Die Technologie funktioniert, indem eine dünne Membran mehrmals pro Sekunde vibriert und dadurch Luft durch Kühlkanäle presst. Diese Methode ermöglicht eine effiziente Wärmeabfuhr, ist aber völlig lautlos, da keine rotierenden Ventilatoren vorhanden sind. Der Prototyp soll bis zu 30 Watt Verlustleistung abführen können, was für viele Laptop-Workloads ausreicht.
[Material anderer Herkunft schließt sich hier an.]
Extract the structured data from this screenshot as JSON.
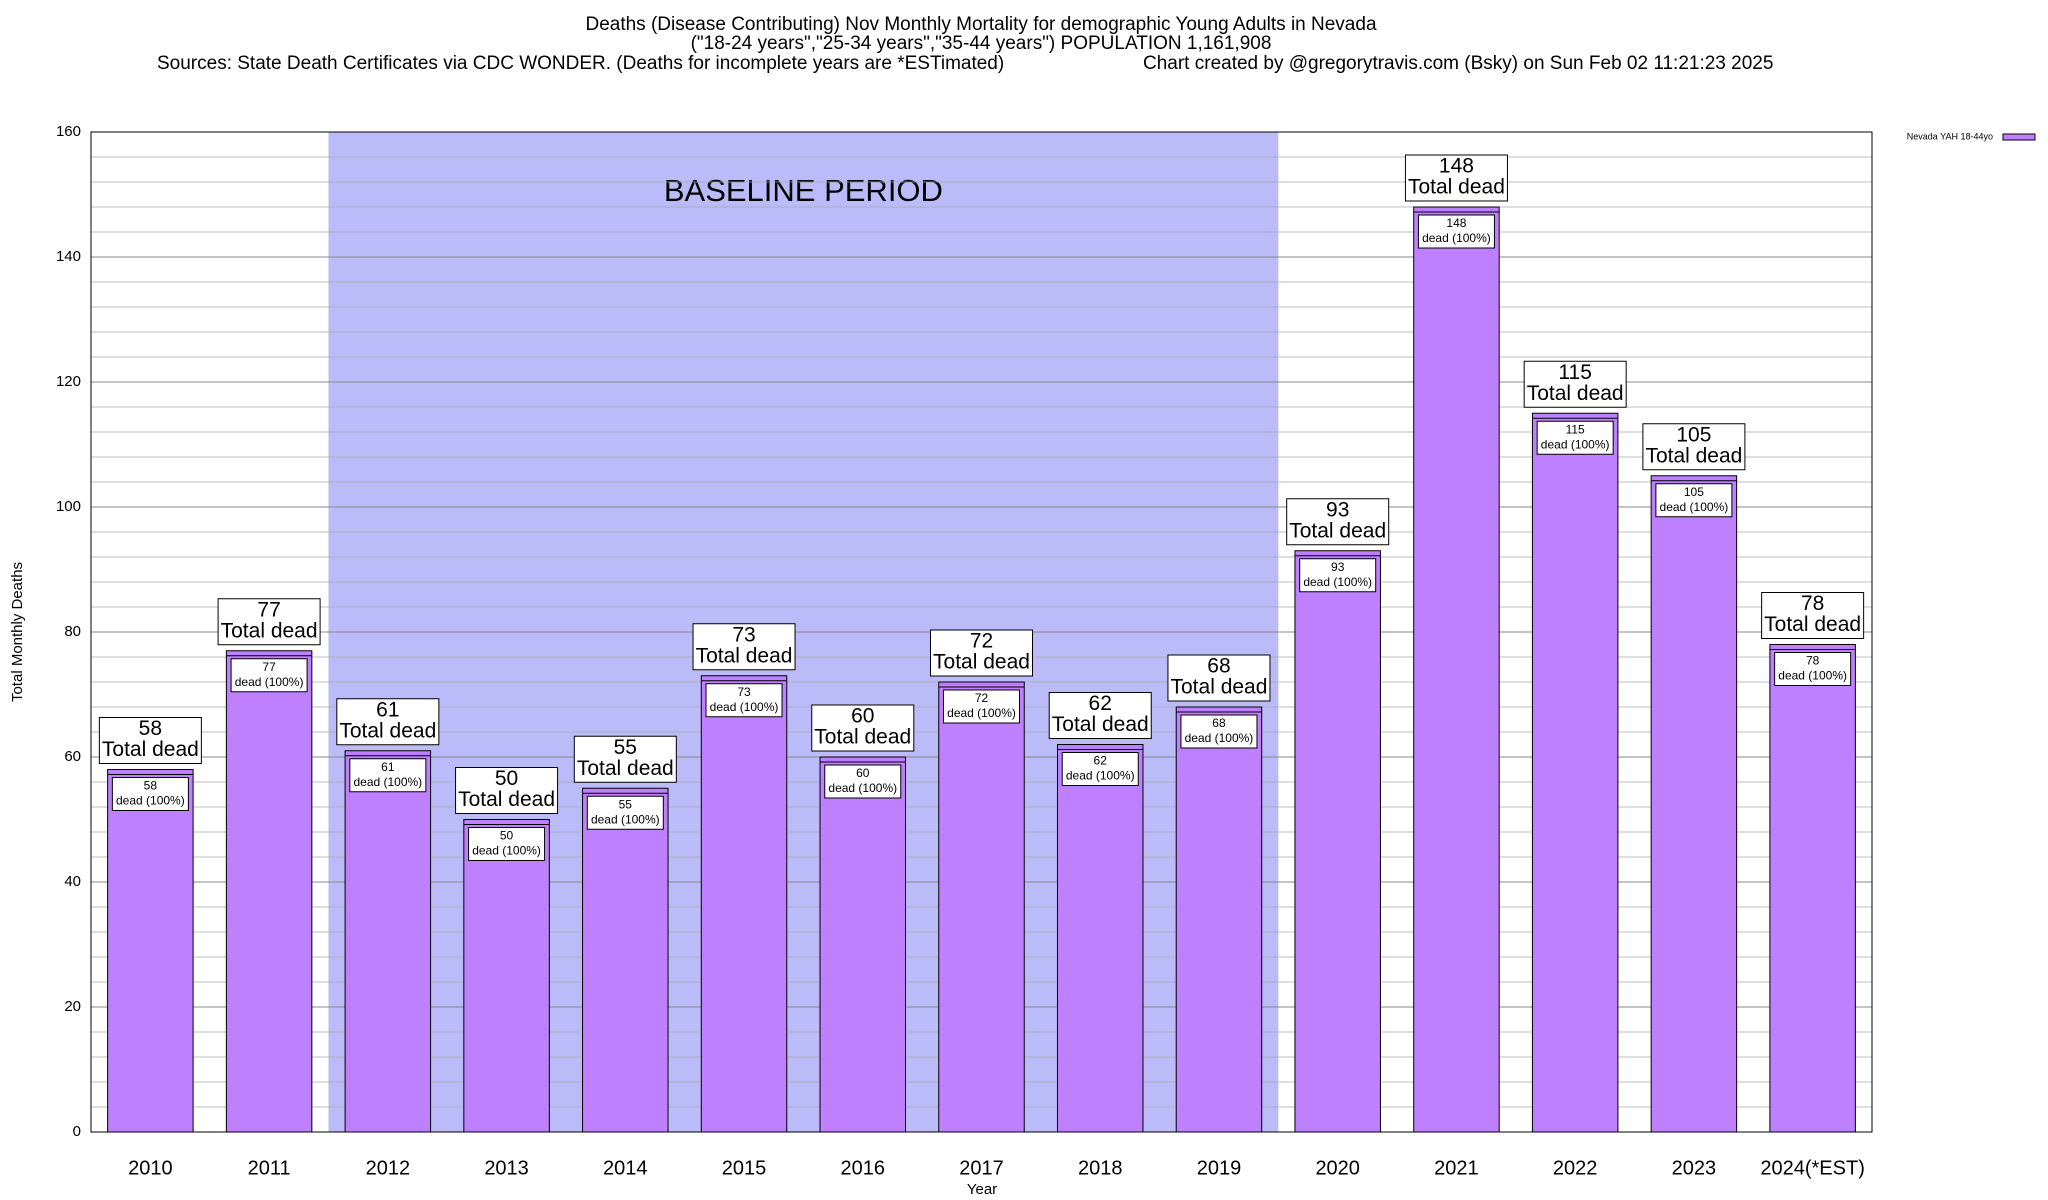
{
  "chart_data": {
    "type": "bar",
    "title": [
      "Deaths (Disease Contributing) Nov Monthly Mortality for demographic Young Adults in Nevada",
      "(\"18-24 years\",\"25-34 years\",\"35-44 years\") POPULATION 1,161,908"
    ],
    "subtitle": [
      "Sources: State Death Certificates via CDC WONDER. (Deaths for incomplete years are *ESTimated)",
      "Chart created by @gregorytravis.com (Bsky) on Sun Feb 02 11:21:23 2025"
    ],
    "x_label": "Year",
    "y_label": "Total Monthly Deaths",
    "categories": [
      "2010",
      "2011",
      "2012",
      "2013",
      "2014",
      "2015",
      "2016",
      "2017",
      "2018",
      "2019",
      "2020",
      "2021",
      "2022",
      "2023",
      "2024(*EST)"
    ],
    "series": [
      {
        "name": "Nevada YAH 18-44yo",
        "color": "#bf80ff",
        "values": [
          58,
          77,
          61,
          50,
          55,
          73,
          60,
          72,
          62,
          68,
          93,
          148,
          115,
          105,
          78
        ]
      }
    ],
    "total_label_text": "Total dead",
    "inner_label_text": "dead (100%)",
    "baseline": {
      "label": "BASELINE PERIOD",
      "start": "2012",
      "end": "2019",
      "color": "#bbbbf9"
    },
    "ylim": [
      0,
      160
    ],
    "yticks": [
      0,
      20,
      40,
      60,
      80,
      100,
      120,
      140,
      160
    ],
    "minor_yticks": [
      4,
      8,
      12,
      16,
      24,
      28,
      32,
      36,
      44,
      48,
      52,
      56,
      64,
      68,
      72,
      76,
      84,
      88,
      92,
      96,
      104,
      108,
      112,
      116,
      124,
      128,
      132,
      136,
      144,
      148,
      152,
      156
    ],
    "grid": true,
    "legend": "top-right"
  }
}
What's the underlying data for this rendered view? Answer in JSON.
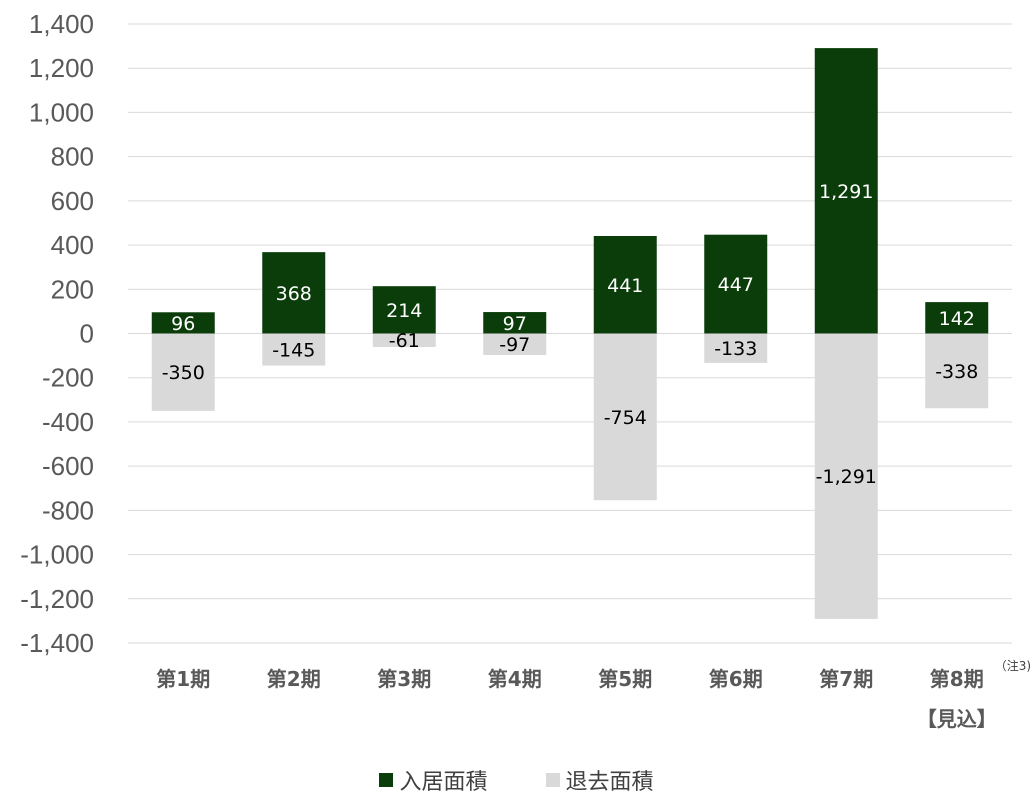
{
  "chart_data": {
    "type": "bar",
    "stacked": true,
    "categories": [
      "第1期",
      "第2期",
      "第3期",
      "第4期",
      "第5期",
      "第6期",
      "第7期",
      "第8期"
    ],
    "category_notes": [
      "",
      "",
      "",
      "",
      "",
      "",
      "",
      "（注3)"
    ],
    "category_sublabels": [
      "",
      "",
      "",
      "",
      "",
      "",
      "",
      "【見込】"
    ],
    "series": [
      {
        "name": "入居面積",
        "color": "#0b3d0b",
        "label_color": "#ffffff",
        "values": [
          96,
          368,
          214,
          97,
          441,
          447,
          1291,
          142
        ]
      },
      {
        "name": "退去面積",
        "color": "#d9d9d9",
        "label_color": "#000000",
        "values": [
          -350,
          -145,
          -61,
          -97,
          -754,
          -133,
          -1291,
          -338
        ]
      }
    ],
    "ylim": [
      -1400,
      1400
    ],
    "yticks": [
      1400,
      1200,
      1000,
      800,
      600,
      400,
      200,
      0,
      -200,
      -400,
      -600,
      -800,
      -1000,
      -1200,
      -1400
    ],
    "ytick_labels": [
      "1,400",
      "1,200",
      "1,000",
      "800",
      "600",
      "400",
      "200",
      "0",
      "-200",
      "-400",
      "-600",
      "-800",
      "-1,000",
      "-1,200",
      "-1,400"
    ],
    "grid": true,
    "legend_position": "bottom"
  }
}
Dies ist interessant, weil klassische Laptop-Lüfter einer der Hauptverursacher von Ausfällen und Verschleiss sind. Sie sammeln Staub an, können ausfallen und werden mit der Zeit lauter. Eine lüfterlose Lösung könnte die Zuverlässigkeit erhöhen und die Wartung vereinfachen. Allerdings gibt es auch Herausforderungen: Kann die Membran-Kühlung mit extremen Rechenlasten oder Gaming umgehen? Wie lange hält die Membran-Technologie im realen Betrieb? Diese Fragen sind noch offen.
Für KMU, die Notebooks für ihre Mitarbeiter anschaffen oder die auf Dauerbetrieb und Zuverlässigkeit angewiesen sind, könnte diese Technologie langfristig attraktiv sein. Eine Reduzierung von Wartungs- und Ausfallzeiten wirkt sich direkt auf die Gesamtbetriebskosten aus. Allerdings ist Project Aeroblade noch ein Prototyp, und es wird noch einige Zeit dauern, bis solche Notebooks in grösseren Stückzahlen verfügbar sind. KMU sollten die Entwicklung beobachten und bei der Marktreife diese Geräte evaluieren.